Poster
in
Workshop: DataWorld: Unifying data curation frameworks across domains
Beyond Atomic Geometry Representations in Materials Science: A Human-in-the-Loop Multimodal Framework
Can Polat · HASAN KURBAN · Erchin Serpedin · Mustafa Kurban
Keywords: [ dft ] [ crystal dataset ] [ multimodal ] [ benchmark ]
Most materials science datasets are limited to atomic geometries (e.g., XYZ files), restricting their utility for multimodal learning and comprehensive data-centric analysis. These constraints have historically impeded the adoption of advanced machine learning techniques in the field. This work introduces MultiCrystalSpectrumSet (MCS-Set), a curated framework that expands materials datasets by integrating atomic structures with 2D projections and structured textual annotations, including lattice parameters and coordination metrics.
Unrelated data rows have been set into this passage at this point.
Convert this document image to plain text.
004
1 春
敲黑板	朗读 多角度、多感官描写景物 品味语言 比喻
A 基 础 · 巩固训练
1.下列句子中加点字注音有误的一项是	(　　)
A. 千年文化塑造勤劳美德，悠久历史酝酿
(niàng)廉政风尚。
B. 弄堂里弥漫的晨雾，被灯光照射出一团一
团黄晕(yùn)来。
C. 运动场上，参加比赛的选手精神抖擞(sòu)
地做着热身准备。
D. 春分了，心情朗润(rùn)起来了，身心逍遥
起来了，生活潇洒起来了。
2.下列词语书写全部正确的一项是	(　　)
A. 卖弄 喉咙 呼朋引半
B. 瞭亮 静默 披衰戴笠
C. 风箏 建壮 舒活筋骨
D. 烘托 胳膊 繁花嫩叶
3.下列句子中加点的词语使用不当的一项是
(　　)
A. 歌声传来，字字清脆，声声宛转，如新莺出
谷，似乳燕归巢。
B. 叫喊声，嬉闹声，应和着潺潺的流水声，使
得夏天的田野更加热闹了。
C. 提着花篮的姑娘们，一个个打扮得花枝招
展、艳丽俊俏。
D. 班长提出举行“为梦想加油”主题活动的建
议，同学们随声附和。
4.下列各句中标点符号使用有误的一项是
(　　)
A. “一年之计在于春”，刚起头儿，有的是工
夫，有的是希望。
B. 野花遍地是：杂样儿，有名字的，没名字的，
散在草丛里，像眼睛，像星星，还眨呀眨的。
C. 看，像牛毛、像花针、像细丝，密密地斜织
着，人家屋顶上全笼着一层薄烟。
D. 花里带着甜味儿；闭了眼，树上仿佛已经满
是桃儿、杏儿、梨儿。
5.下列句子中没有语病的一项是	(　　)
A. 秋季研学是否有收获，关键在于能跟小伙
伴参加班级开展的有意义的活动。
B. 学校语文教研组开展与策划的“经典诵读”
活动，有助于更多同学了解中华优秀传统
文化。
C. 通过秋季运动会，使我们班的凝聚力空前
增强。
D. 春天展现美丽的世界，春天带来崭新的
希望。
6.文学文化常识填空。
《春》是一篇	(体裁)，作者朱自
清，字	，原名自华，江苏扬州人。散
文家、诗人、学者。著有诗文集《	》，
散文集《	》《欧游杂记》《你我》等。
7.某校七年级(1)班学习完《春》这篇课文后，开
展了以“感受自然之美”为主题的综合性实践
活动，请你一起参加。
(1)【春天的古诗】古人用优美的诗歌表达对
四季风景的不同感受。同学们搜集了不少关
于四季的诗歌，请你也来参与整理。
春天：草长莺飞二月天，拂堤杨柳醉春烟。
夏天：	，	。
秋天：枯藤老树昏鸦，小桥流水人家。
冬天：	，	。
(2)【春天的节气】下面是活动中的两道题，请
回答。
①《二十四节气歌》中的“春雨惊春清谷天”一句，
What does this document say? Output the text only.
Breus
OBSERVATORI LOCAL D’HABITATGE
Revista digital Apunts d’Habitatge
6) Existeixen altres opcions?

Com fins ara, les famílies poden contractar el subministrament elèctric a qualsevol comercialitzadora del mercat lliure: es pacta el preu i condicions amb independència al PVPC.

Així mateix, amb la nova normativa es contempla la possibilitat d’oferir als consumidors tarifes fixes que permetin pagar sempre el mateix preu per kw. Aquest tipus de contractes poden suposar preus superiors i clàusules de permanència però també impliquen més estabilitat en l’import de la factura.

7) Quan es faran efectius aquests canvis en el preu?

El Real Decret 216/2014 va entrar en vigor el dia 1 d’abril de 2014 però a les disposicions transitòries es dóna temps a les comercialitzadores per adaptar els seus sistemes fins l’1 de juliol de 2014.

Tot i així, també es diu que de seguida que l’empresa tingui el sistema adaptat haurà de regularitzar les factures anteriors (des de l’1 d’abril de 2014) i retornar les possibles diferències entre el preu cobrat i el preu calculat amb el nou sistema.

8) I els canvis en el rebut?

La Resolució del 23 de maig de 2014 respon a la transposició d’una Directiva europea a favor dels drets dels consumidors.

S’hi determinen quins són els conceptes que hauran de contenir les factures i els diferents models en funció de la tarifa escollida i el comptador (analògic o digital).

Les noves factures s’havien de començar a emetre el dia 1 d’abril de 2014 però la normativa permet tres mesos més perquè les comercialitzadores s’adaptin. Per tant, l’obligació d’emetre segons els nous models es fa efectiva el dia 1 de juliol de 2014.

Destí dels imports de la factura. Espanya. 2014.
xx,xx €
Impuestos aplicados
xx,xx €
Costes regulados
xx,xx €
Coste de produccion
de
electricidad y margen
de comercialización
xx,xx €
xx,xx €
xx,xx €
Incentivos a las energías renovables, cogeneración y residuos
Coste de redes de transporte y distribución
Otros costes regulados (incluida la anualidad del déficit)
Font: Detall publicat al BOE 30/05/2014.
MCS-Set enables two key tasks: (1) multimodal property and summary prediction, and (2) constrained crystal generation with partial cluster supervision. Leveraging a human-in-the-loop pipeline, MCS-Set combines domain expertise with standardized descriptors for high-quality annotation. Evaluations using state-of-the-art language and vision-language models reveal substantial modality-specific performance gaps and highlight the importance of annotation quality for generalization. MCS-Set offers a foundation for benchmarking multimodal models, advancing annotation practices, and promoting accessible, versatile materials science datasets. The dataset and implementations are available at https://anonymous.4open.science/r/MultiCrystalSpectrumSet/README.md.